Monday, 8.17.09, 5:00 am

The Women of Vivaldi

by

The Turin Vivaldi Edition is now operating for ten years and the beautiful women that look at us from its 36 (of 41) covers are a testament to the virility of the classical music recording industry. I’ve written about the edition and its allure before, and it’s been a while since I’ve last heard frowny complaints about the covers from high-minded classical lovers who thought that the lasses had nothing to do with Vivaldi and were therefore a cheap marketing gimmick. Apart from the fact there is probably nothing cheap or inexpensive about these very carefully and imaginatively prepared Denis Rouvre photographs, I’ve always found that pure visual beauty* very much had a place on the cover of a CD that offered such aural beauty. That beauty—and the instant association of extraordinary quality with the series’ distinctive look—probably has won all baroque lovers, including the sceptical ones, over.


The National University Library of Turin contains Vivaldi’s own archive; more than 450 works. (Safely preserved on microfiche, they are casually allowed to erode away.) More scores, copies, and fragements are found every year all around Europe. The Vivaldi Edition, which started on the op111 label that has since been folded into the naïve label, has been most noted for its opera recordings (Vivaldi boasted of 94, of some four dozen the libretti have been preserved, and of 16 we have the scores), but the edition also records Vivaldi’s oratorios, sacred works, chamber- and instrumental music. The performers are among the new Italian (though also French and German) baroque ensemble elite that has put Italy back on the map as a country of performing groups worth listening to.
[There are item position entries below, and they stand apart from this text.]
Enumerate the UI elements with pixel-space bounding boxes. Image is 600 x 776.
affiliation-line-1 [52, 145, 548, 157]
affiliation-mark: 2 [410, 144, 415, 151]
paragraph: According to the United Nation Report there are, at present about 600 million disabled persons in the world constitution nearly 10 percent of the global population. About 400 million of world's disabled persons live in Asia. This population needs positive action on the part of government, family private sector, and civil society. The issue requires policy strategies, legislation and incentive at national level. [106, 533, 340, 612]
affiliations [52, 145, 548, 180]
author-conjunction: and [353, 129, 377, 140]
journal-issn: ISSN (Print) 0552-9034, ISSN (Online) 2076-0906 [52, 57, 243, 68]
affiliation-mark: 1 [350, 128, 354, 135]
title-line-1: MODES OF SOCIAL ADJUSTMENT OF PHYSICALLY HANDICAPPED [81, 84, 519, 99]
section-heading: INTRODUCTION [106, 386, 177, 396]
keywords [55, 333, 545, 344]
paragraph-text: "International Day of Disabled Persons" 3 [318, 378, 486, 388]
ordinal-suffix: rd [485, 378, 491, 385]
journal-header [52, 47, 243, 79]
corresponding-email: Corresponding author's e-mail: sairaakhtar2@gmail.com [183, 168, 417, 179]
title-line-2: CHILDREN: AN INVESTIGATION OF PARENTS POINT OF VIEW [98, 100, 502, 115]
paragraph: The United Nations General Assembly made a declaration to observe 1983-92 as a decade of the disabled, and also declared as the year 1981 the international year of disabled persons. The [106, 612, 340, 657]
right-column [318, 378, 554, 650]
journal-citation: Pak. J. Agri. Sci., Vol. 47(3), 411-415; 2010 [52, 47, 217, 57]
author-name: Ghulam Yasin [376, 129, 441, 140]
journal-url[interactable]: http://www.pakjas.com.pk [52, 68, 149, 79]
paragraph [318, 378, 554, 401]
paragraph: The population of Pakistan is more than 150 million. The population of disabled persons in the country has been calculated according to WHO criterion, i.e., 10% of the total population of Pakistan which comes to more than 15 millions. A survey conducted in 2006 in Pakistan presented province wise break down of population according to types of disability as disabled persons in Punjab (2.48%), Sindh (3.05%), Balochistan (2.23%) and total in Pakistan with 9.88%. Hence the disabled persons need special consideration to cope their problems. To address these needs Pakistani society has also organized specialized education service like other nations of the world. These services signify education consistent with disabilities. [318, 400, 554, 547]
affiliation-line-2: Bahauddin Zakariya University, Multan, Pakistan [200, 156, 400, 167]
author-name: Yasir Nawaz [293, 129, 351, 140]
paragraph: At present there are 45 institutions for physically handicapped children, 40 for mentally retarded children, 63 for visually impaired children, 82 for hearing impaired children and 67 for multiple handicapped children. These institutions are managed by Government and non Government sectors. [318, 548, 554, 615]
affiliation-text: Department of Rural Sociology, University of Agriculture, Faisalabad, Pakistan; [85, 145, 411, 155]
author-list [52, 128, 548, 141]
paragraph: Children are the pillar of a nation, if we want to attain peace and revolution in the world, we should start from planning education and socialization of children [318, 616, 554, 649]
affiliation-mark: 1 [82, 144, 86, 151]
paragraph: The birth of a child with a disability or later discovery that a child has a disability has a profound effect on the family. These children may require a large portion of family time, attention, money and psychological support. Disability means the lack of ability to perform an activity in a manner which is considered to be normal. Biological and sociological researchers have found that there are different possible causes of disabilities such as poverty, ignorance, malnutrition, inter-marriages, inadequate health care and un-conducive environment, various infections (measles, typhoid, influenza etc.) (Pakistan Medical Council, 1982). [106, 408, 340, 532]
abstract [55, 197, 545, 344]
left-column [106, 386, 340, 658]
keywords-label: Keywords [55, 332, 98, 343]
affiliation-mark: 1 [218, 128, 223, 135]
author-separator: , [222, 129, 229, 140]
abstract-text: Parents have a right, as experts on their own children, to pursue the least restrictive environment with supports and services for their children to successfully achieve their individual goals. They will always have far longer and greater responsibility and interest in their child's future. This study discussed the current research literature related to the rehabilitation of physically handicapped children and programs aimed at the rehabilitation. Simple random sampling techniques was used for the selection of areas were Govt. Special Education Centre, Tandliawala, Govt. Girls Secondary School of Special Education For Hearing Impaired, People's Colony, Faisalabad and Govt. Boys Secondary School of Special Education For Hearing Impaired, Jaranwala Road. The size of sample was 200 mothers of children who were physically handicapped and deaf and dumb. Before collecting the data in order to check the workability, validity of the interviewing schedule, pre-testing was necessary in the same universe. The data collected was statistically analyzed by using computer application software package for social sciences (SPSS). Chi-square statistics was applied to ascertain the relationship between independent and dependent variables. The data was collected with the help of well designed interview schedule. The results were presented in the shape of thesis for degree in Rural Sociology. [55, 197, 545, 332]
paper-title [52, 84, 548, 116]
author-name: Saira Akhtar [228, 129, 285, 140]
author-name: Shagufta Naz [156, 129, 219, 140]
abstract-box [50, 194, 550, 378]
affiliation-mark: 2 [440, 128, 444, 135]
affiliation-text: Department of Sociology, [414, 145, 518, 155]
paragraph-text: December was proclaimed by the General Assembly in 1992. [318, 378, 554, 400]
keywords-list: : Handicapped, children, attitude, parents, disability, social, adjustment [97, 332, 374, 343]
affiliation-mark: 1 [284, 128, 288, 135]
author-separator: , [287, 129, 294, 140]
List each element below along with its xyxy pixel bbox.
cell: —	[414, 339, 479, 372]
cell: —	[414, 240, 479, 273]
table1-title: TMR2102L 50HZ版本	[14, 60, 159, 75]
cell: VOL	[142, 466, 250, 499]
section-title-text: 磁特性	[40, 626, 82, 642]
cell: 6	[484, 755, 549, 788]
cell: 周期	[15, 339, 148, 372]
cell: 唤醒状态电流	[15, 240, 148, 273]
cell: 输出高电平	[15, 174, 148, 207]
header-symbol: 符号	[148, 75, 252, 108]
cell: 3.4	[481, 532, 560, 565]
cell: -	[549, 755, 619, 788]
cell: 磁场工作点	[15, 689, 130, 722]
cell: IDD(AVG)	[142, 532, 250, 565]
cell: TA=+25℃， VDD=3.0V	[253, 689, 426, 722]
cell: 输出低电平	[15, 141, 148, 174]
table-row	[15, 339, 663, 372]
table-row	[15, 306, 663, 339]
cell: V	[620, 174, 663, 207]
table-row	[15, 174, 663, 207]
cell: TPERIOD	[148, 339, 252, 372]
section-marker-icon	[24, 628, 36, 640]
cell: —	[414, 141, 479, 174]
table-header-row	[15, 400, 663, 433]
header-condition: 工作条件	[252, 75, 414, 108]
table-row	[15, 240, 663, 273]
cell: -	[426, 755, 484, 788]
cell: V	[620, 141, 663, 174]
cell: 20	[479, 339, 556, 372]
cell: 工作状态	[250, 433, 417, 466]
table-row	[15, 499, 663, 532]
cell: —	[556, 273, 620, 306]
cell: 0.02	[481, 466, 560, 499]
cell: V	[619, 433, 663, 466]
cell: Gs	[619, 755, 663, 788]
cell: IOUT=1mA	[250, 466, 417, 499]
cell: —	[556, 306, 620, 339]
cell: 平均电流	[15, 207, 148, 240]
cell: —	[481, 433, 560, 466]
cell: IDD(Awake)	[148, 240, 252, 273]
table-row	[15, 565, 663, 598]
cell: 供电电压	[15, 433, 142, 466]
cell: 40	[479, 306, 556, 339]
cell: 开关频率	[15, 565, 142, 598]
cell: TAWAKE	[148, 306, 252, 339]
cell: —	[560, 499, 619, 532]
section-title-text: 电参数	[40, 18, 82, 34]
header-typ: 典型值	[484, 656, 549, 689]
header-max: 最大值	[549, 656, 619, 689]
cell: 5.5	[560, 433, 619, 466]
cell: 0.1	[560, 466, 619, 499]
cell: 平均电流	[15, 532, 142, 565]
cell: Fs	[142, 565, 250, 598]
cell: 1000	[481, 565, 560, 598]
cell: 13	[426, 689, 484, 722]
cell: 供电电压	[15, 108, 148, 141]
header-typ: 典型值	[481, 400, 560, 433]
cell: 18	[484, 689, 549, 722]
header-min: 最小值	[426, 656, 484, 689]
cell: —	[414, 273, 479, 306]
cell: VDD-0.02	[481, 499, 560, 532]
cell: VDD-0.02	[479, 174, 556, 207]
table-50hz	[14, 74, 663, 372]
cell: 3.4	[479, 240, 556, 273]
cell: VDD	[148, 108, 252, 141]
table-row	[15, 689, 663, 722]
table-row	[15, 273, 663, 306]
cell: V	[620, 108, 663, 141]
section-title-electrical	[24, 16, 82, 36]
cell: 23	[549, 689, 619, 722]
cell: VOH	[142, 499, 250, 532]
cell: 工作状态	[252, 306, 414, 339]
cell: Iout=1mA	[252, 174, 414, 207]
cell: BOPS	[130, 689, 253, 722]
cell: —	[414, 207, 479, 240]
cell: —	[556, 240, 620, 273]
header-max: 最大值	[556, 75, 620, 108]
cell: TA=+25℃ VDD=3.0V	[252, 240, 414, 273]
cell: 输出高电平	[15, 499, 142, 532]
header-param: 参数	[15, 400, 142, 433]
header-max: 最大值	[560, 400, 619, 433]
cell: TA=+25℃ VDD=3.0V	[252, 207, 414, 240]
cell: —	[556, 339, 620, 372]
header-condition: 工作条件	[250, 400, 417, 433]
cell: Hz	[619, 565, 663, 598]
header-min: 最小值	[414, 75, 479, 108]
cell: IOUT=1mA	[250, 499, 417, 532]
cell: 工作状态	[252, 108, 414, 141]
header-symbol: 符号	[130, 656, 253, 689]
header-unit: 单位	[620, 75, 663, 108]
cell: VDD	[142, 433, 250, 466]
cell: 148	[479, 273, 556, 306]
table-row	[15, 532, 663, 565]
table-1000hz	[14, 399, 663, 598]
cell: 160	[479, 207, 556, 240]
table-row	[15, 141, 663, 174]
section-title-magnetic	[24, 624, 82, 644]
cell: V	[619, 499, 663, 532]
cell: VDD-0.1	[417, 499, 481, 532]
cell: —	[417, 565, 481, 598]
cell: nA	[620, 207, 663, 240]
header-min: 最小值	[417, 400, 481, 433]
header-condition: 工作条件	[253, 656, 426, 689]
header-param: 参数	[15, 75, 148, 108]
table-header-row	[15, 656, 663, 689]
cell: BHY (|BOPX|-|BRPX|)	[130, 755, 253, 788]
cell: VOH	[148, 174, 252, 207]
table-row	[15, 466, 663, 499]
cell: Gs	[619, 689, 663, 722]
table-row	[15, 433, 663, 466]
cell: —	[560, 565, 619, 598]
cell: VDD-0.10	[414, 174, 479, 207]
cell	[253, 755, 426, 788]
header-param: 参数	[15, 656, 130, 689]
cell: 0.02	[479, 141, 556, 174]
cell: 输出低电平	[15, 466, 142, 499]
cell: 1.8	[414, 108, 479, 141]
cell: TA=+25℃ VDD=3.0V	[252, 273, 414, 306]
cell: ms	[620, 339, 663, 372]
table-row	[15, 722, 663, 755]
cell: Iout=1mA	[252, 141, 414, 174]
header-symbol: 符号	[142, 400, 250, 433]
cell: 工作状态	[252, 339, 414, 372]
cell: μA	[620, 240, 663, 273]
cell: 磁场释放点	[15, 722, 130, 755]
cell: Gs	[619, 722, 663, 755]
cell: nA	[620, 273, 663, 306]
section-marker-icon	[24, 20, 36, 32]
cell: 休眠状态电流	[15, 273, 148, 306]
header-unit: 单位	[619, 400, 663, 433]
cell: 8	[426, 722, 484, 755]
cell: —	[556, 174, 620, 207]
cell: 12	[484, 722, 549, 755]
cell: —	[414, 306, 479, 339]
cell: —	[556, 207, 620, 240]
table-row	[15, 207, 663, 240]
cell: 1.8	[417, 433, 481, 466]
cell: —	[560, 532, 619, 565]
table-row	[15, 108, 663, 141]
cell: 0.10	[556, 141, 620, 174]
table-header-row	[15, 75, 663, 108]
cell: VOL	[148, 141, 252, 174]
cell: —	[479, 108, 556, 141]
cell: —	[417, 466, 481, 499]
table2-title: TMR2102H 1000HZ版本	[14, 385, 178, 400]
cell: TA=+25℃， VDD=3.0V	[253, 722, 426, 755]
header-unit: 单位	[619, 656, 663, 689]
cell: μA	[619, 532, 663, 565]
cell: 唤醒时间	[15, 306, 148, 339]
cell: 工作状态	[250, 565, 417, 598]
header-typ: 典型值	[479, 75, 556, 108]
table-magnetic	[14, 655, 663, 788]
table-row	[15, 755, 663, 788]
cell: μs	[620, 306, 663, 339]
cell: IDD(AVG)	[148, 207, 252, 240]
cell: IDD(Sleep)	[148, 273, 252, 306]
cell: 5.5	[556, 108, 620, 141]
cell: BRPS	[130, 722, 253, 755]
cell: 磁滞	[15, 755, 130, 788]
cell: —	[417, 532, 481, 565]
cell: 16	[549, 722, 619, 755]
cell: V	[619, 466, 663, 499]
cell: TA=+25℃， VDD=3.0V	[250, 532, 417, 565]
Concerto Italiano and Il Giardino Armonico are among the most established of this new generation, but the Modo Antiquo- and Zefiro Ensembles, and Accademia Bizantina, too, are miles away from what Philips et al. passed off as “Italian Baroque” in the 70s.


Add to that the French Ensemble Matheus , Jordi Savall’s Le Concert des Nations, and the Freiburg Baroque Orchestra and you have a very fine roster, indeed. Individual reactions to the different conductors—Alfredo Bernardini , Rinaldo Alessandrini, Federico Sarelli, Jean-Chrstophe Spinosi, Givoanni Antonini, and Ottavio Dantone among them—differ, naturally, but the attained average is incredibly high. So it comes as no surprise that Diego Fasolis and I Barrocchisti, who perform a third tranche of violin concertos on volume 40 of the Vivaldi Edition, live up to that standard. Not at all incidentally, “Concerti per violin III – ‘Il Ballo’” is Classical WETA’s CD Pick of this week [Week of August 17, 2009]. For your Vivaldi-violin-concerto-fill beyond the Four Seasons—whether via radio, CD, or download—violinist Duilio M. Galfetti’s virtuosic sparkle makes for a most entertaining choice. And, if you’ve so far resisted the beguiling ladies from Turin, it makes a fine introduction to this series.

* Incidentally, Rouvre’s working title for this particular series of photographs is “Beauty”.